A related issue is that the ACL Executive committee is concerned about
possible conflicts of interest if the Treasurer of the NAACL is also
the local-arrangements chair for an NAACL conference, since the latter
officer handles the conference budget with oversight from the former,
and the NAACL organization receives some of the proceeds of the
conference.  It was pointed out that the NAACL Treasurer is overseen
by the ACL Treasurer, but this did not dispel all worries.

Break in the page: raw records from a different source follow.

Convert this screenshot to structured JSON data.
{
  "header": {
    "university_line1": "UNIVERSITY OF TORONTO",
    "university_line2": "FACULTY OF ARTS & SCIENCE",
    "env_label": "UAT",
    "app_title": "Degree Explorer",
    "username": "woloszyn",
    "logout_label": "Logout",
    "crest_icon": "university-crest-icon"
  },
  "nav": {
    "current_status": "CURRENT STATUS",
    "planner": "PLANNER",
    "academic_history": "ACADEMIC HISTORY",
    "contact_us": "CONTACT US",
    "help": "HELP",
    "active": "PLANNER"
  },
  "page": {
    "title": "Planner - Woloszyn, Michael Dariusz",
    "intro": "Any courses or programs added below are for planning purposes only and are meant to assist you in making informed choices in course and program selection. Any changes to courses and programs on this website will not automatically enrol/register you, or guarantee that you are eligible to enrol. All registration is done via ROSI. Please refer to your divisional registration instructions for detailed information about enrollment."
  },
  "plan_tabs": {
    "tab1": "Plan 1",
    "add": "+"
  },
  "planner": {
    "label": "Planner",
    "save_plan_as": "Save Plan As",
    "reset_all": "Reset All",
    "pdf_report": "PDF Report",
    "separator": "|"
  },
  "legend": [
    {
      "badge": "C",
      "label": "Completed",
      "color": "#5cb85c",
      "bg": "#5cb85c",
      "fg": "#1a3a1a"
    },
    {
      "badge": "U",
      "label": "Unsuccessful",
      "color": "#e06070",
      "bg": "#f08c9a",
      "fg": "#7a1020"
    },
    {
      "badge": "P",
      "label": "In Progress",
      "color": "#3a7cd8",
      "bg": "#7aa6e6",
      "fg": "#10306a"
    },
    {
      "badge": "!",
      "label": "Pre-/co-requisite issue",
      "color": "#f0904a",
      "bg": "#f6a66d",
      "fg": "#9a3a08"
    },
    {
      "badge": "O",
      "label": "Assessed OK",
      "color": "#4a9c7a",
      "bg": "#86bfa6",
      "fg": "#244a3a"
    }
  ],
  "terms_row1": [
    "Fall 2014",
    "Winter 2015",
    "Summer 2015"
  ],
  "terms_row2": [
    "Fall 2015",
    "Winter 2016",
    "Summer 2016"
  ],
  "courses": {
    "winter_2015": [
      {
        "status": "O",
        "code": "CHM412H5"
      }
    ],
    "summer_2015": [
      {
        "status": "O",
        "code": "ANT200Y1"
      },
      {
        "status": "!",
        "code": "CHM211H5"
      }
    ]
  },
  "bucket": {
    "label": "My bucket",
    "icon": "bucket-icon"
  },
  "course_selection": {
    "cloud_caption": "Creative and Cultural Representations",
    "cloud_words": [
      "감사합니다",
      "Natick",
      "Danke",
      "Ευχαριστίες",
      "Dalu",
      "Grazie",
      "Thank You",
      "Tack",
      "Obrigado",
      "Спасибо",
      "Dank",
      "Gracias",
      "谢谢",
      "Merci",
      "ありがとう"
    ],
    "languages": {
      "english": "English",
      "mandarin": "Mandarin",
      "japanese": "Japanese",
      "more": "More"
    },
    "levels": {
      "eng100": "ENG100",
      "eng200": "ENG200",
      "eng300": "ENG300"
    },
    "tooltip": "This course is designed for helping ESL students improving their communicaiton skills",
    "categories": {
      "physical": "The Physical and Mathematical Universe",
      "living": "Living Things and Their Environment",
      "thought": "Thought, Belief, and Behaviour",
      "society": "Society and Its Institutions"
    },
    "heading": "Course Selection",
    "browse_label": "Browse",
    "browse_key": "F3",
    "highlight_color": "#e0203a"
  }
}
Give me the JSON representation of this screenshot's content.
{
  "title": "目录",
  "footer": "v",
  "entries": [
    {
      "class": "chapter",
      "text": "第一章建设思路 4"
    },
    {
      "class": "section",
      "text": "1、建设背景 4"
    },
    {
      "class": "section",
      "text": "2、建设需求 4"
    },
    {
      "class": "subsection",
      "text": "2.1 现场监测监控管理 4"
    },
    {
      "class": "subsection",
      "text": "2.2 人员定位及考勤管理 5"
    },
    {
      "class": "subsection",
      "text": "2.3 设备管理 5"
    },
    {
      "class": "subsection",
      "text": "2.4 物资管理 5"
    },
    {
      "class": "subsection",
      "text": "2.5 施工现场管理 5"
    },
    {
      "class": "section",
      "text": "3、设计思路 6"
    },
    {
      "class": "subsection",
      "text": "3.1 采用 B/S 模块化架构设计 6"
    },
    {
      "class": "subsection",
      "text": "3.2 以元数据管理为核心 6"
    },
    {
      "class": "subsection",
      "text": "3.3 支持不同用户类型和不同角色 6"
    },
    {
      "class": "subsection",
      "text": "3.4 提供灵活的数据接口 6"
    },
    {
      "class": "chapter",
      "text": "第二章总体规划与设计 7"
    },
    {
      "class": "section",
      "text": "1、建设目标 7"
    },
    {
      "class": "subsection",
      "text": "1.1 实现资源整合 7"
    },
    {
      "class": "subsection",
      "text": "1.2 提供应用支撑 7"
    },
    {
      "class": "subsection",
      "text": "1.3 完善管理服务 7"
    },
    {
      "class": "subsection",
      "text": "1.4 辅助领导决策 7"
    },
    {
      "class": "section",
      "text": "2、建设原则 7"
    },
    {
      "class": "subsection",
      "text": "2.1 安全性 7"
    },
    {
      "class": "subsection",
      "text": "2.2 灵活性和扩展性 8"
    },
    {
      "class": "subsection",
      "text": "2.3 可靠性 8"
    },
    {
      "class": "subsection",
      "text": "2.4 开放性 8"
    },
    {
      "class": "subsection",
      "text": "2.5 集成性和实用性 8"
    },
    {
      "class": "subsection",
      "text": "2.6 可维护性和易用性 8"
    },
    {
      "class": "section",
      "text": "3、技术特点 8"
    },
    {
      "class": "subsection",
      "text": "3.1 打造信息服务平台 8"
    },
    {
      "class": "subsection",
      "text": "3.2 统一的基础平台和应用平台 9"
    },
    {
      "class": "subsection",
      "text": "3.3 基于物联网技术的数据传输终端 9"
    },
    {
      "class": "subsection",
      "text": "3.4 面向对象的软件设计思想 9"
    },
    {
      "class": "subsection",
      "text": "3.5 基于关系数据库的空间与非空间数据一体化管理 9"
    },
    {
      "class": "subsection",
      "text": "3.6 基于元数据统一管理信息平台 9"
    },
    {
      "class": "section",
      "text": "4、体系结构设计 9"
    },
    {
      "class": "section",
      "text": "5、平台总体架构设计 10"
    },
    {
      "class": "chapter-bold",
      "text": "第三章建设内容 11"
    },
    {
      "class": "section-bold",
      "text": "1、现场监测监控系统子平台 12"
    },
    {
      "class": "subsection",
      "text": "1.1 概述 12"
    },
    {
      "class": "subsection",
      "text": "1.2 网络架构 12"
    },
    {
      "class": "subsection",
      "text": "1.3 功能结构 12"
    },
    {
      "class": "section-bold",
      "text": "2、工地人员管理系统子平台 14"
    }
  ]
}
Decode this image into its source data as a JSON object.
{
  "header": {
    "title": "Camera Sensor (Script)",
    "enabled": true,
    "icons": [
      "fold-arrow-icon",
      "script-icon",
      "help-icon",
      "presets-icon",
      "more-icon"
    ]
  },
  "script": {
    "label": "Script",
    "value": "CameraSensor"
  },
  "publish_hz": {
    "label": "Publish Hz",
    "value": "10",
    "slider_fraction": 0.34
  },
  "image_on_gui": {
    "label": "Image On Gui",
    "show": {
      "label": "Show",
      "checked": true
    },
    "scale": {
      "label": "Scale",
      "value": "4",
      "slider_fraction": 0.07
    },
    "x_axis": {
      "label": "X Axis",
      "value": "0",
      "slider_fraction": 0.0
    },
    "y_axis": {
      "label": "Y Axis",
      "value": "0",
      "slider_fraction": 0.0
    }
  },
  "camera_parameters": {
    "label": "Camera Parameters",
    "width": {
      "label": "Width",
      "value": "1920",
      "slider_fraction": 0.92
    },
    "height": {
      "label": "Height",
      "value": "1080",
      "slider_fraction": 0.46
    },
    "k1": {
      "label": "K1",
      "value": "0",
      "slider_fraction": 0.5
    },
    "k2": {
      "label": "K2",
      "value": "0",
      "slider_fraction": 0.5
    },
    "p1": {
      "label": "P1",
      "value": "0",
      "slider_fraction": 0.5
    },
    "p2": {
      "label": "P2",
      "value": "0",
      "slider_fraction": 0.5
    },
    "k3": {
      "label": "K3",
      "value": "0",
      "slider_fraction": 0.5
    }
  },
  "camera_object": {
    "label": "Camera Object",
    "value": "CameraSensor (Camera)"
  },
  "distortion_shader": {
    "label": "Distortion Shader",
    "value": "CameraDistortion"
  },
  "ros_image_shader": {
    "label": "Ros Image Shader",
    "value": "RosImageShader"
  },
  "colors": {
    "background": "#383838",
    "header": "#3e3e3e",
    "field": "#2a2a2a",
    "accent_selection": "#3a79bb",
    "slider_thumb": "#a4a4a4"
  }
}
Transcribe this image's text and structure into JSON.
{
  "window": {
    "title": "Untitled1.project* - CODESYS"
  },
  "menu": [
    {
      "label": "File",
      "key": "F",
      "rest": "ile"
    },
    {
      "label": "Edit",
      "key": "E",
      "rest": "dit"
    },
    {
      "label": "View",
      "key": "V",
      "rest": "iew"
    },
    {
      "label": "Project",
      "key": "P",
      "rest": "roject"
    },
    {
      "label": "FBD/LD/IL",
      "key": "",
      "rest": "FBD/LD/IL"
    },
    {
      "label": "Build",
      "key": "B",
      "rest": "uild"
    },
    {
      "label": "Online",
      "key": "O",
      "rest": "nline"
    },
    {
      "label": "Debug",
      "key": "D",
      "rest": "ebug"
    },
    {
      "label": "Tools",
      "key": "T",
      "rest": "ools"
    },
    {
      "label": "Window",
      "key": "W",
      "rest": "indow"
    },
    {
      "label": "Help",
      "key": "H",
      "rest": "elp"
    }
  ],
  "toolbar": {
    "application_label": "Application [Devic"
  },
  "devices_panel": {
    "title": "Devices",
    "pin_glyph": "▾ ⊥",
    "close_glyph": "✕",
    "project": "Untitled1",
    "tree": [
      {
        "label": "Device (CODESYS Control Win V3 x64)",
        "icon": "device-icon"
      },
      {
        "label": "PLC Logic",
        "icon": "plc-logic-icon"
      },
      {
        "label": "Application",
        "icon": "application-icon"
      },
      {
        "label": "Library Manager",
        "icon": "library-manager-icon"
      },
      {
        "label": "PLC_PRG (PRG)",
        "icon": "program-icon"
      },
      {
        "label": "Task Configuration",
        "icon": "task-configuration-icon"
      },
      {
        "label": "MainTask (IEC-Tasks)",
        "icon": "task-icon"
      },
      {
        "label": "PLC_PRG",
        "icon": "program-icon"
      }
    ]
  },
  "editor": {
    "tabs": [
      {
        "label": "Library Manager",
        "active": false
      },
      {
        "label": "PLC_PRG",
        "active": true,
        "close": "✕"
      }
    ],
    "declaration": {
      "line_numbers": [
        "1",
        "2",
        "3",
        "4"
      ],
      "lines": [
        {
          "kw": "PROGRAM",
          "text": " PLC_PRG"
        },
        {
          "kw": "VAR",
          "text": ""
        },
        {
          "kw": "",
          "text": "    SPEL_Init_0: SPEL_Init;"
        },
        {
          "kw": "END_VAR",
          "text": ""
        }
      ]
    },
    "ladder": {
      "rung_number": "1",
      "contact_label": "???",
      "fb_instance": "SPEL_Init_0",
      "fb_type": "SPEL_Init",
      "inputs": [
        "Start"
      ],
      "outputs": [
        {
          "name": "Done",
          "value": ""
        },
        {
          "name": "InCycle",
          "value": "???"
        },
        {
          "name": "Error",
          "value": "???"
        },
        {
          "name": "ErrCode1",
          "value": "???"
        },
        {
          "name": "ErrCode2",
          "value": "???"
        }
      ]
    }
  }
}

One proposed solution was for a reshuffling of roles within the NAACL
Exec so that someone else on the Exec would assume the role of
Treasurer (there didn't seem to be any constitutional obstacles).
A disadvantage is a loss of continuity in the Treasurer position. It
was noted that a great deal of the paperwork is done after a
conference occurs.  No resolution arose.

Relationship to the HLT meeting -

The ACL Exec is not in favor of integrating the ACL-05 conference
with an HLT conference in the way HLT conferences and NAACL
conferences have been merged, due to issues of control.  However, an
HLT "blessing" of the meeting was expected to be acceptable.

We discussed three possible NAACL-Exec policy positions, keeping in
mind that competition between conferences or a permanent
disassociation between the HLT and NAACL conferences should be
avoided: (1) co-location with an HLT meeting; (2) separate times and
places for the two meetings as stand-alone events; and (3) HLT
co-locating with some other meeting, perhaps a speech or IR
conference, although the only possible major meeting in North America
would seem to be EMNLP.

Oversight committee [aka ad-hoc Coordination Group] - Dekang Lin
agreed to serve in Dragomir Radev's stead (since a local-arrangements
chair should not be a member of his or her own oversight structure),
and Janyce Wiebe also agreed to join.

[3]  NAACL-06.  

Janyce Wiebe agreed to run the bidding process.  It was suggested that
Lynette Hirschman, who has a lot of experience with it, be consulted,
and that Eduard Hovy had also been instrumental in the past.  In the
future, it might facilitate bid solicitation to have the process
involve a two-year lead time for bids.

[4] Summer school: liaison with Johns Hopkins.  

This position involves soliciting student applications for slots that
NAACL has been granted (and funds), although the previous liaison,
Owen Rambow, thought that the NAACL Exec should provide more input
into other decisions.  No volunteer stepped forward.

[5] Dissemination of funding information

Lillian Lee will work with Mary Harper of the NSF (USA) to collect
information on funding opportunities, to be disseminated in a
newsletter.  It is hoped that other funding agencies will also be involved.

[6] Nominating-committee membership

The chapter constitution seems to imply that the nominating committee
should be disjoint from the executive committee, but did not
explicitly specify this.  At the time of the meeting, Janyce Wiebe was
on both committees, but agreed to step down from the nominating
committee so as to satisfy the inferred intent of the constitution.

[7] Next meeting

This was tentatively set for the traditional time-slot of the
NAACL-conference tutorials day, in this case, May 2nd in Boston.  An
afternoon-plus-dinner timespan is planned.